Forget the shortcomings in the motor skills department; Jackson, who said he’s not interested in pain medication, said life was rapidly becoming miserable. 

“I remember thinking, I have way more hours out of the day where I’m in pain than I don’t,” Jackson said. “When you got 20 hours a day where you can hardly move and four hours of good times, that’s not good.”

When the doctors finally got the stubborn Jackson on the table, they knew they were in store for a challenge. 

“They went in there and reconstructed my spine, basically,” Jackson explained.” There’s a portion of the disc that had moved internally into the spinal column and compressed the spinal cord. They went in there, took the disc out, grafted some bone, removed some bone, put in a titanium cage, screwed me together, fused the spine in one area right there, and put this cool looking super glue stuff in there, an experimental glue that enhances bone growth, and makes it easier for your bone to grow together. 

“They got five trials of that this year. I was able to talk them into giving it to me. So basically, they screwed me all together, put a cage in there to hold the spine while the bone fuses, and glued me together. They uncompressed the nerve and moved that spinal bundle away from there.

“Four days removed right now; it feels like I’ve been in a fight with Macho Man and Randy Savage.

 

 

Jackson admits he’s a terrible patient when following doctors’ orders.

“Right now, my rehab is a couple of weeks of not doing anything, and I’m like everybody else; I don’t listen to the doctor,” Jackson admitted. “I was in the shop working the day of surgery after I got out. I’ve worked eight hours a day since then.”

Jackson said a typical fusion could take anywhere from eight to ten months for the bone to grow back together. He did say doctors are optimistic he could be back in action within six months. 

“It’s just going to be when they clear me,” Jackson said. “The closest study they have to the type of injury that I have, and the recovery, is on fighter pilots. And for a fighter pilot to have this sort of surgery, they require them to be out of the plane for six months. Much of it will be on how the bone’s growing together and how smart I am with the recovery deal.

“It’s not an uncommon procedure. This is the same surgery Peyton Manning had on his neck. My doctor did my surgery with a team of neurologists, neurosurgeons, and orthopedic surgeons. So I had what I think are the best folks working on it. I sat the doctors down, and I asked them, I said, ‘Are you the best at what you do?” 

“They said, ‘We think I’m pretty good at it.” 

“I said, ‘Well, I’m the best at what I do. I want to make sure you are too. So if you’re not the guy, I want to make sure we get the guy.”

Until then, Jackson has to adapt to the most formidable challenge of his life... the sidelines. 
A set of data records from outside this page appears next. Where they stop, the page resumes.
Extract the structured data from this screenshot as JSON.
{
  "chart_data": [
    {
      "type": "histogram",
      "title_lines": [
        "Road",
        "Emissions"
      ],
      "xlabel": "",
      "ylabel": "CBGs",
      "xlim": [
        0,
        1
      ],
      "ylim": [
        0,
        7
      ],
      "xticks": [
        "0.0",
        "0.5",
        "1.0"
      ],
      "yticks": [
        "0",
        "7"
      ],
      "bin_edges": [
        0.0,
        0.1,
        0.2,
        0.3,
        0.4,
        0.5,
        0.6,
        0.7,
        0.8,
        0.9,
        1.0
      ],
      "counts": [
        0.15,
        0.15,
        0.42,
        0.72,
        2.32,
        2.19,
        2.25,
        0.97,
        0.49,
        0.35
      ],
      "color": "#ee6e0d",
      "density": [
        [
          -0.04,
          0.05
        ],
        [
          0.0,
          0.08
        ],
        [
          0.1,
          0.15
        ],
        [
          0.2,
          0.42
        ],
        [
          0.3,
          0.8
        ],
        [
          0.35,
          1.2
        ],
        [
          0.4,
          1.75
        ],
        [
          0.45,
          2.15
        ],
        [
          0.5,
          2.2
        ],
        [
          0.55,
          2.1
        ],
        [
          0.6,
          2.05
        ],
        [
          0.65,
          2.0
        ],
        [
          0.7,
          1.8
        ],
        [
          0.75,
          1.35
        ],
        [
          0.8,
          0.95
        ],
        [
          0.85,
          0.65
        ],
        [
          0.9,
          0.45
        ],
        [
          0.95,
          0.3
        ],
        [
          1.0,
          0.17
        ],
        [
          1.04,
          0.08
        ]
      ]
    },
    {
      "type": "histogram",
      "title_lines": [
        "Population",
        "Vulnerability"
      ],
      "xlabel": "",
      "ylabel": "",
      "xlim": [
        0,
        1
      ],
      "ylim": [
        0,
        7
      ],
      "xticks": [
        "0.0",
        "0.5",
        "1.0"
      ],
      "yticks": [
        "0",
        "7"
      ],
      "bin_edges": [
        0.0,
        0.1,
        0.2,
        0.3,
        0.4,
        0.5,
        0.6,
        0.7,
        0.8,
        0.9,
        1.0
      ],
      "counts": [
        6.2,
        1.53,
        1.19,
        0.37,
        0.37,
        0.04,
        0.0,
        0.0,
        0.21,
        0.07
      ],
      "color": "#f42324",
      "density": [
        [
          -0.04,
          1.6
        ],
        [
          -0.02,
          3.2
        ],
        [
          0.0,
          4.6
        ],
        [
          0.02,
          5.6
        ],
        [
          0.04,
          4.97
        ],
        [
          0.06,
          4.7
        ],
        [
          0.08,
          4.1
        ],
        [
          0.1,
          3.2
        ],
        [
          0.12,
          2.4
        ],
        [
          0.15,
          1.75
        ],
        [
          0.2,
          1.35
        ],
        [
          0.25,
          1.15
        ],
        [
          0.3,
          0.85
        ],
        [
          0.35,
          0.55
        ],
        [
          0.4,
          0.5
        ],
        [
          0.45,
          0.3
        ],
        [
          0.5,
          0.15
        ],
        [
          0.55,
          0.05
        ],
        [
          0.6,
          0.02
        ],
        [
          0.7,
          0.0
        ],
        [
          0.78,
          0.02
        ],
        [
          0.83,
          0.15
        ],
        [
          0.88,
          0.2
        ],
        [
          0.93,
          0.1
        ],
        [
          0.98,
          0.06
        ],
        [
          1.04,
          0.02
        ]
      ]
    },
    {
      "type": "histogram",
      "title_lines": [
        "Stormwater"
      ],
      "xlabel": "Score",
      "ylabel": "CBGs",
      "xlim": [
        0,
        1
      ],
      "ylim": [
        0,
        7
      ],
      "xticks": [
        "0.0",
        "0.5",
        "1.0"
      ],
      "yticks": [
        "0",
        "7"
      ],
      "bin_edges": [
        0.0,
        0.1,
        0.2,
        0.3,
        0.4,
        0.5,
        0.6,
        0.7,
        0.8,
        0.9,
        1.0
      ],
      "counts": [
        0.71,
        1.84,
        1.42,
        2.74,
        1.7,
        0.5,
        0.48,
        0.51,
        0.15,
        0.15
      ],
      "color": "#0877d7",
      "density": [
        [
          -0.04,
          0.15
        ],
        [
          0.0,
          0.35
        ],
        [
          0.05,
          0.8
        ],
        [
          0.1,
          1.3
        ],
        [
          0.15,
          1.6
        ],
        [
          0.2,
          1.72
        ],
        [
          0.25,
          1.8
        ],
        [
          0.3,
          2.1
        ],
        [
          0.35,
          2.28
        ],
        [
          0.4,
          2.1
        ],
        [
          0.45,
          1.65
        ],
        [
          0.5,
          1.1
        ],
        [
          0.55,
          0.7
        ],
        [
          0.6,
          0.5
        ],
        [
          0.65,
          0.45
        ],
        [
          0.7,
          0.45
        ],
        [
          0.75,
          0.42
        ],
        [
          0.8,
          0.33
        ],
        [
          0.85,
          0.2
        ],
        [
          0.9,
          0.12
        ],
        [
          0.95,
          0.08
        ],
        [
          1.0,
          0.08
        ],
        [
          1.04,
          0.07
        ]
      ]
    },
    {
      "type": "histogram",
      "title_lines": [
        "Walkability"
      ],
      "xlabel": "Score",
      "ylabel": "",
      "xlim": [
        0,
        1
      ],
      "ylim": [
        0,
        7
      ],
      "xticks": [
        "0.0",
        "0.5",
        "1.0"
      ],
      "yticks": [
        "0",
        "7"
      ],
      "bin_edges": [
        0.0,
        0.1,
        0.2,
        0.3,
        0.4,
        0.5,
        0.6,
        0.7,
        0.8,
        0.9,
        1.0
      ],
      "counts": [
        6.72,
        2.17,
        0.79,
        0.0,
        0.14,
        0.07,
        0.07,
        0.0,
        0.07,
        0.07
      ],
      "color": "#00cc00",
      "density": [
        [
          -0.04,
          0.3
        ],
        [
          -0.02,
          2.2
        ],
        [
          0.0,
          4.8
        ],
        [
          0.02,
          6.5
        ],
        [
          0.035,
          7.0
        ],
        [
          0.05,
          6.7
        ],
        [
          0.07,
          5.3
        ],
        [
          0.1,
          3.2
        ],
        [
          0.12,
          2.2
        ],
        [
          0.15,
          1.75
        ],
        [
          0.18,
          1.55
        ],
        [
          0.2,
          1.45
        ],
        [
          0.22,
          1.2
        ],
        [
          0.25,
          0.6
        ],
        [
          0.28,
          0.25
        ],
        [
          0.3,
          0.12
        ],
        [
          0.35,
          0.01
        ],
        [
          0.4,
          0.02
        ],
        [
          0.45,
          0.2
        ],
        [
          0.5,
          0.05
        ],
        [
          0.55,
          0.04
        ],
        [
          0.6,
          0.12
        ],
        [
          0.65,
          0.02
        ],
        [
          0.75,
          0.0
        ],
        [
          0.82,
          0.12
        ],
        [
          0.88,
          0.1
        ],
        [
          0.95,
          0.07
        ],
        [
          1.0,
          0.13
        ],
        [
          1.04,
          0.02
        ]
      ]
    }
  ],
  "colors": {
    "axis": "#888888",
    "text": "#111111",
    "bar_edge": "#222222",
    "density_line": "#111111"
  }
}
“It’s killing me,” Jackson said. “Everybody’s planning to run at US Street Nationals and all these other races coming up, and I don’t know when I’ll be back in the car. I spoke to Scotty Cannon about this, and he didn’t have this surgery, but it was a similar type of surgery for a different part of his back. He told me his mistake was jumping in the car too fast. While it’s hard, I will wait till they clear me. I do not want to have to do this again.

“I miss the fans, and I miss being my usual self. I haven’t been able to make content and support my sponsors like I always have been able to do. I promise you guys that when I come back, the OLD Stevie Fast is coming back, and I’m kicking ass and taking names.”